KAMPALA — Finance minister Matia Kasaija strikes a tone of optimism, underlining that Uganda’s economic outlook is positive.
“The coronavirus pandemic has helped us to once again demonstrate the economic capacity and the vast opportunities that our country has. The budget for the financial year 2020/21 will support the economy to fully recover, harness the potential that we have, and get back to our progressive journey of double digit GDP growth rate,” he says.
“I call upon Ugandans to ensure they keep safe by particularly following the directives from His Excellency the President and Ministry of Health regarding CoVID-19. The challenge of CoVID-19 will go, and the economy will pick up once again even at a much higher speed.”
He underlines that the resource envelope of 2020/21 is UGX. 45.493 trillion, of which domestic resources amount to UGX. 25.585 trillion.
Domestic financing amounts to UGX.3.560 trillion.
External financing consists of Project Support of UGX. 9.515 trillion and General Budget Support UGX.2.906.7 trillion. Domestic re-financing amounts to UGX.7.486 trillion and Appropriation in Aid is UGX. 215.6b.

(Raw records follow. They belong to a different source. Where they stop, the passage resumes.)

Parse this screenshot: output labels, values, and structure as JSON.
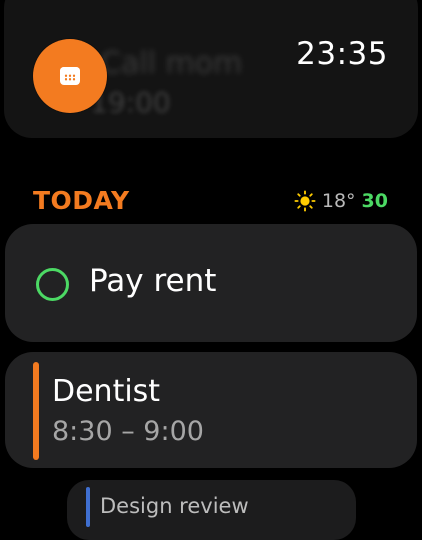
{
  "status": {
    "time": "23:35"
  },
  "app": {
    "icon": "calendar-icon",
    "accent_color": "#f37b20"
  },
  "previous_event": {
    "title": "Call mom",
    "time": "19:00"
  },
  "section": {
    "title": "TODAY"
  },
  "weather": {
    "icon": "sun-icon",
    "current_temp": "18°",
    "high_temp": "30",
    "high_color": "#4cd964"
  },
  "reminder": {
    "label": "Pay rent",
    "checkbox_color": "#4cd964"
  },
  "event": {
    "title": "Dentist",
    "time": "8:30 – 9:00",
    "color": "#f37b20"
  },
  "next_event": {
    "title": "Design review",
    "color": "#3f6fd0"
  }
}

The minister adds that total expenditure amounts to UGX.37.792 trillion of which recurrent expenditure is UGX.19.787 trillion and development expenditure is UGX.18.004 trillion.
“Sector allocations can be found in the Budget as approved by Parliament,” says Kasaija.
On public debt, we learn that Uganda’s total public debt as at December 2019 amounted to $13.3b, with external debt accounting for $8.59b or 64.4% while domestic debt amounted to $4.74b or 35.6% of total debt stock.
“To ensure that public debt remains sustainable, we will implement the Domestic Revenue Mobilization Strategy to increase Government’s capacity to finance programs with less reliance on domestic and external borrowing,” says Kasaija.
“In response to the coronavirus crisis, Government has commenced negotiations with some creditors for debt relief. This will free resources to finance interventions in the fight against the pandemic.”